To paraphrase Gates, he said that all rocks are sacred on the beach, and you can't really put a value system on them and say that one rock is more sacred than another. I got the impression that he did not want to say anything finite about climbing until the proper channels were gone through. We were added to the roster so that we could address the elders at a Yurok Cultural Committee meeting the following month.
At the meeting, the elders said that they would take a serious look at climbing. They also said that they would like to be involved in a Climbing Management Plan with the park and the climbing community.
In addition, they wanted to have a say in what things are named in any forthcoming guides. The original self-published guide had called Flinthead Rock "The Crack House" because of its several challenging crack climbs, yet the analogy was lost on the elders as they inferred it was a drug reference. I realize that this was one example of an issue that can be easily addressed with open dialogue -- open communication can easily fortify cultural bridges rather than challenge them. [photo above: Adam Wander boulders at Flinthead Rock]

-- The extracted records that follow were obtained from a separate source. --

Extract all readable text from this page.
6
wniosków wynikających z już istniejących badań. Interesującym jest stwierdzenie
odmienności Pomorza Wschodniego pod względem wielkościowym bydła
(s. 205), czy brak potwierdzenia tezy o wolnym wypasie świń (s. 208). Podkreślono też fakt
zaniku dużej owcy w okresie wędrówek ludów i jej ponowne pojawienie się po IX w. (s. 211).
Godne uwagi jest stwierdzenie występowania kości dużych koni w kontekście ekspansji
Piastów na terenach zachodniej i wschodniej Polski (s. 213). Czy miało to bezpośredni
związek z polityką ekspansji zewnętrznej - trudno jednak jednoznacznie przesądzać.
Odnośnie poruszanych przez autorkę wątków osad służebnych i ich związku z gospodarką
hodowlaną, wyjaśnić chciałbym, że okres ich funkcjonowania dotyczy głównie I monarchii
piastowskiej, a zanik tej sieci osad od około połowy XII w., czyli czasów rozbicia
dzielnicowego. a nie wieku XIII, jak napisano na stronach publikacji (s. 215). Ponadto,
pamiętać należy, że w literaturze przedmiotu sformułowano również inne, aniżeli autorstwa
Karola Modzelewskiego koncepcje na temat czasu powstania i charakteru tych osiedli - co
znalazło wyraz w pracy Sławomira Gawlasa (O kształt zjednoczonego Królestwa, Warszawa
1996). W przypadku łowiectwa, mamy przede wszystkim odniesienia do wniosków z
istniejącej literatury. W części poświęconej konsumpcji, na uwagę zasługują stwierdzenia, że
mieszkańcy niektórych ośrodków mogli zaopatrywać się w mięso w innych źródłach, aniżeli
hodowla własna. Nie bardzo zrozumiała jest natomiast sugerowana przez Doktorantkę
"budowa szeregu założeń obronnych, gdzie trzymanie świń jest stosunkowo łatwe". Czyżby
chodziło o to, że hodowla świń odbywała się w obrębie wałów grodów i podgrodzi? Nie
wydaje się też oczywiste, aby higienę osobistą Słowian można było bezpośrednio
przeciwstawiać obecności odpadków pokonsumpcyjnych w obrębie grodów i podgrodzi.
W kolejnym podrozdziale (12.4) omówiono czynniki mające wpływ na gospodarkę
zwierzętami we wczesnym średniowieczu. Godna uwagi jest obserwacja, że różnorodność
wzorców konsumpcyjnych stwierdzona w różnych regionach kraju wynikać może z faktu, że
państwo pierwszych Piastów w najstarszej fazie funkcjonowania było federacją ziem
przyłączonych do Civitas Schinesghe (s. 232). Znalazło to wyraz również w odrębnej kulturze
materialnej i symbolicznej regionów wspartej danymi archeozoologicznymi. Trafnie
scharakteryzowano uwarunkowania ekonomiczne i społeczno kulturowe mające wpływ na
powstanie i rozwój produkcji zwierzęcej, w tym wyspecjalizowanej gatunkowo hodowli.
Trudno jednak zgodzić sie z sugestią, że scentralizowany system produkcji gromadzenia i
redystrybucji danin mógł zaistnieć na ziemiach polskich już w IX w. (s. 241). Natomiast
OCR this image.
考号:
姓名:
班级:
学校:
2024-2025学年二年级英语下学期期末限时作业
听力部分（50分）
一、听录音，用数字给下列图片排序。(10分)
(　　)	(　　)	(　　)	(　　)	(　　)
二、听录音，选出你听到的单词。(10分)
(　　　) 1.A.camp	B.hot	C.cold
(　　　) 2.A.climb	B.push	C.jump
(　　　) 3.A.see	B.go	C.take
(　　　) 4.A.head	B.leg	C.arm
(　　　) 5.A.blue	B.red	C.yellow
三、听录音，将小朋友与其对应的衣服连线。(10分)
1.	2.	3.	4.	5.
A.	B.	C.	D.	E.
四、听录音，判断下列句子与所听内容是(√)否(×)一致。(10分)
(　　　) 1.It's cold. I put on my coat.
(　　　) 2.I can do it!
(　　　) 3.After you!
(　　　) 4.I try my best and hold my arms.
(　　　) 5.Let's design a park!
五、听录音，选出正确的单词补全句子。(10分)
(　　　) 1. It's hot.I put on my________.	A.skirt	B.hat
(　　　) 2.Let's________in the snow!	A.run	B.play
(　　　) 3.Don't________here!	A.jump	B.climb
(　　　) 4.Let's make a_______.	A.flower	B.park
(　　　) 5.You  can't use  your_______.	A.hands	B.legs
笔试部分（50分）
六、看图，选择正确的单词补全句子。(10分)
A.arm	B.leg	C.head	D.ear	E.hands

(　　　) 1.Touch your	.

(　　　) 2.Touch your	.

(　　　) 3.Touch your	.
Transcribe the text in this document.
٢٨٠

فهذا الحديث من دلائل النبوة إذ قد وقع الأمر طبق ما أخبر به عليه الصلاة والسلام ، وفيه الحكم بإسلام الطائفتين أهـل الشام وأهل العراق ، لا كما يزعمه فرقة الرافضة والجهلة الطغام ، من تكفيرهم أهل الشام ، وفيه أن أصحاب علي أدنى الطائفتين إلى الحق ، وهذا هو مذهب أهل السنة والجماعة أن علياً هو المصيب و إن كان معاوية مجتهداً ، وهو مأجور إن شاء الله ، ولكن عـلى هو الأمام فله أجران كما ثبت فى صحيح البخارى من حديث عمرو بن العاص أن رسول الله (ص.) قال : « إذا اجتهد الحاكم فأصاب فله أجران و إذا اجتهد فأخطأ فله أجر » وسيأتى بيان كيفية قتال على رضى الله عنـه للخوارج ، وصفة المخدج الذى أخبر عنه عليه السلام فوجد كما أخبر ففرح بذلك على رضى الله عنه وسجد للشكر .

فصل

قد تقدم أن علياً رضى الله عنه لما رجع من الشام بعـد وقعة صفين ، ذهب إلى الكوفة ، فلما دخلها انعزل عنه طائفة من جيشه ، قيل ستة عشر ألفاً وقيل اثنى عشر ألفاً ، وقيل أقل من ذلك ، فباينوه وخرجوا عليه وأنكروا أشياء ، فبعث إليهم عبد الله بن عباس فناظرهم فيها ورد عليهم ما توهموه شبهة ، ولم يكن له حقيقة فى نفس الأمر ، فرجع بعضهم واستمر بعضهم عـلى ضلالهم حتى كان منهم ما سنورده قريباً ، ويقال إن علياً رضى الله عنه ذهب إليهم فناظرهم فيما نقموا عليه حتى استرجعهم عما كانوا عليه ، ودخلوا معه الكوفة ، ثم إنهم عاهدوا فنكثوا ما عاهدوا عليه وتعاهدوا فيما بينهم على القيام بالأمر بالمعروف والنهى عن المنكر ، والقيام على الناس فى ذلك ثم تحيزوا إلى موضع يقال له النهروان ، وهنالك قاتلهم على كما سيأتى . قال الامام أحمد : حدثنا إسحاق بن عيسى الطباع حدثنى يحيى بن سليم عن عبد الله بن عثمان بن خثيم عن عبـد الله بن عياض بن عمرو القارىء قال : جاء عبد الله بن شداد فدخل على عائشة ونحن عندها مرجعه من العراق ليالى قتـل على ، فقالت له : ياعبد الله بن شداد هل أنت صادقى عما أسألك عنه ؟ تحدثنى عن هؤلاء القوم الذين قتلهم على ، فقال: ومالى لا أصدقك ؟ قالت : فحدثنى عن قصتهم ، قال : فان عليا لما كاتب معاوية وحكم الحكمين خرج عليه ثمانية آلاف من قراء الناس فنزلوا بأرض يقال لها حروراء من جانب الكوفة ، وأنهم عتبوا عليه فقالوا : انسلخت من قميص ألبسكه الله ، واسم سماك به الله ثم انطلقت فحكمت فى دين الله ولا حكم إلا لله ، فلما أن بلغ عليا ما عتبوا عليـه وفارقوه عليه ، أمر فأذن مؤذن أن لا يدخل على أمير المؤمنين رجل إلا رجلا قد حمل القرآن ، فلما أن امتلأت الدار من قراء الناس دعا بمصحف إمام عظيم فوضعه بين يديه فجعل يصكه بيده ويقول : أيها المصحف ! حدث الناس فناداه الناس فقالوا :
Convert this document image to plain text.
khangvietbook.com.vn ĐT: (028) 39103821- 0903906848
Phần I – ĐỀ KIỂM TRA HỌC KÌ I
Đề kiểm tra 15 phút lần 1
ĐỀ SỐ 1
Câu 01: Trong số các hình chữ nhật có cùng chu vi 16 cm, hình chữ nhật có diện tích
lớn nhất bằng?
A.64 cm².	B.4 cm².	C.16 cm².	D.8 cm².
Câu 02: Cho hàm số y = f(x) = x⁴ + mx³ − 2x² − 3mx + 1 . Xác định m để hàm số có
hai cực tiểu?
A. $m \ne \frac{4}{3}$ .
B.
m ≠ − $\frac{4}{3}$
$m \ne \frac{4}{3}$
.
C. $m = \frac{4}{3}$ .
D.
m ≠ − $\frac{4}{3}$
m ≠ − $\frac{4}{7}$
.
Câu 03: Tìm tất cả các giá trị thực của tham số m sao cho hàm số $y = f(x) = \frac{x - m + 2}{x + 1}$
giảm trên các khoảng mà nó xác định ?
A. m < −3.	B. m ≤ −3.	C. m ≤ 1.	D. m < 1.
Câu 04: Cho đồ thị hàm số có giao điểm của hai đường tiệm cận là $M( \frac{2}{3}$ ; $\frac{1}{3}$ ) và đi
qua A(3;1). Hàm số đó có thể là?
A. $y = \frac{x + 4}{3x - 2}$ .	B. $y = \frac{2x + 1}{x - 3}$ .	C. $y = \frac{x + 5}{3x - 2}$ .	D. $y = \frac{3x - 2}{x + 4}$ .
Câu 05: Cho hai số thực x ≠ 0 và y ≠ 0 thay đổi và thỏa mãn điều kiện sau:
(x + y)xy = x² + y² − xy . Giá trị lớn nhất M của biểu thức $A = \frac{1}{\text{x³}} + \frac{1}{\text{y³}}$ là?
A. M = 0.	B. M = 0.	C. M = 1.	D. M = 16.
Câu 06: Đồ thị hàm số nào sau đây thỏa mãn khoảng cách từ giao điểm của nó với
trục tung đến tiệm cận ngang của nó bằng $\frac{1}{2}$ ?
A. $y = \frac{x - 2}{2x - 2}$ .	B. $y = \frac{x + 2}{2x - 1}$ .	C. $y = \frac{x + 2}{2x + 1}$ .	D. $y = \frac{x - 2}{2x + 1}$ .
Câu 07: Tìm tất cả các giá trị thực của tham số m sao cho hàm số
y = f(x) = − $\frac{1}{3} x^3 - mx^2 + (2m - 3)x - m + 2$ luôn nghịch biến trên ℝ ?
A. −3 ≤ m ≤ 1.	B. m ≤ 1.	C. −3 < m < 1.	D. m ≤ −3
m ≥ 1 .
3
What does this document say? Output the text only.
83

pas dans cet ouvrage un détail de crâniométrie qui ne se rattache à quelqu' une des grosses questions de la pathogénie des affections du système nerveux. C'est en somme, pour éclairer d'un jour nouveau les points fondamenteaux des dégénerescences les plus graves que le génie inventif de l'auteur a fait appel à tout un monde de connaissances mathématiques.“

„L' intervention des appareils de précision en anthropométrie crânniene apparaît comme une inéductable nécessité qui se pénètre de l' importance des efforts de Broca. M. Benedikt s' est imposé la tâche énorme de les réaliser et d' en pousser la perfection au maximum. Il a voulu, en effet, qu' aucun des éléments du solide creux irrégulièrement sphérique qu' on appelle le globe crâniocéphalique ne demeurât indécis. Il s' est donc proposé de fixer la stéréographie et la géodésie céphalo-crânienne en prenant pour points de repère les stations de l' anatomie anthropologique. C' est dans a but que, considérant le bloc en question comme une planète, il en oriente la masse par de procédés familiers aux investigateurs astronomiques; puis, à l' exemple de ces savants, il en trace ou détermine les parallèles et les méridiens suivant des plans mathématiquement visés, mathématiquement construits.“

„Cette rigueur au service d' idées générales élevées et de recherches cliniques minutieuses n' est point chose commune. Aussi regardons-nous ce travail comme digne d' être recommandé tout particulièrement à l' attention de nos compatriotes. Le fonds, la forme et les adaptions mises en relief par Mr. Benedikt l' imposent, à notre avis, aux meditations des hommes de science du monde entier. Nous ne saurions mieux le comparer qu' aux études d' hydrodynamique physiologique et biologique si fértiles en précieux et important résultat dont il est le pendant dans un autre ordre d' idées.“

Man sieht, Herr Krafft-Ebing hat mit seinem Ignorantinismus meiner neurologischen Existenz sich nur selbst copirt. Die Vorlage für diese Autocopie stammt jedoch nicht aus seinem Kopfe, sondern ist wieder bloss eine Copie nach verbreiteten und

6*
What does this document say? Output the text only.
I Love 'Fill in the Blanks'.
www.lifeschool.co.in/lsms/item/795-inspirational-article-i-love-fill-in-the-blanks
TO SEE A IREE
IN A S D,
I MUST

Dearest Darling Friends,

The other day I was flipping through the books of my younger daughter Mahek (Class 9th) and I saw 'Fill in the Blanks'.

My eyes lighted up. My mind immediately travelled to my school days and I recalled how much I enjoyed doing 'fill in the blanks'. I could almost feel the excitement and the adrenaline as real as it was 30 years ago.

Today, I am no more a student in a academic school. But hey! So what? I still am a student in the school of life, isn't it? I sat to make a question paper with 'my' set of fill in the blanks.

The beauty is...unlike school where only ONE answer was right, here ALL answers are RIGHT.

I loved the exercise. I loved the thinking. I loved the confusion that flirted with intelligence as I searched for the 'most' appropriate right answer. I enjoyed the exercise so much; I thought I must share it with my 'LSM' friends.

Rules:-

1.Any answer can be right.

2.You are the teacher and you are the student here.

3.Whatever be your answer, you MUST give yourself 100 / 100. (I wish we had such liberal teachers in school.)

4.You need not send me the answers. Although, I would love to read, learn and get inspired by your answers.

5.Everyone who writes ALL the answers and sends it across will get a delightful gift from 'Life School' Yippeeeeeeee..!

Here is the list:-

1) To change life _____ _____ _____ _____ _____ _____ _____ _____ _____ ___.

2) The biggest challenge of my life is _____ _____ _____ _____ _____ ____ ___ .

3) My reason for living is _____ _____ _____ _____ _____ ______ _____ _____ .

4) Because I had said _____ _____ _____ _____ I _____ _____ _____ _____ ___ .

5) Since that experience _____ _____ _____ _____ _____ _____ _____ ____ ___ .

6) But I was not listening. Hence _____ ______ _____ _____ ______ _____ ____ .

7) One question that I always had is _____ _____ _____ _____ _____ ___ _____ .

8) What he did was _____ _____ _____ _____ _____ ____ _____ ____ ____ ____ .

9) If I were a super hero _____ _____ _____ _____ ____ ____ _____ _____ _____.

More than a year has passed and area climbers are organizing into the Bigfoot Country Climbers Association. We continue to work through the channels of bureaucracy with the tribe and the park. Each entity has a litany of its own challenges, and it is easy to get the feeling that climbing is another Pandora's box of issues that the tribe and the park are leery to open.
When I have doubts I remind myself that dialogue and negotiations take time. Like a good boulder problem, if it is worth unlocking the sequence of moves to climb it, then the time it takes to realize it becomes much less important.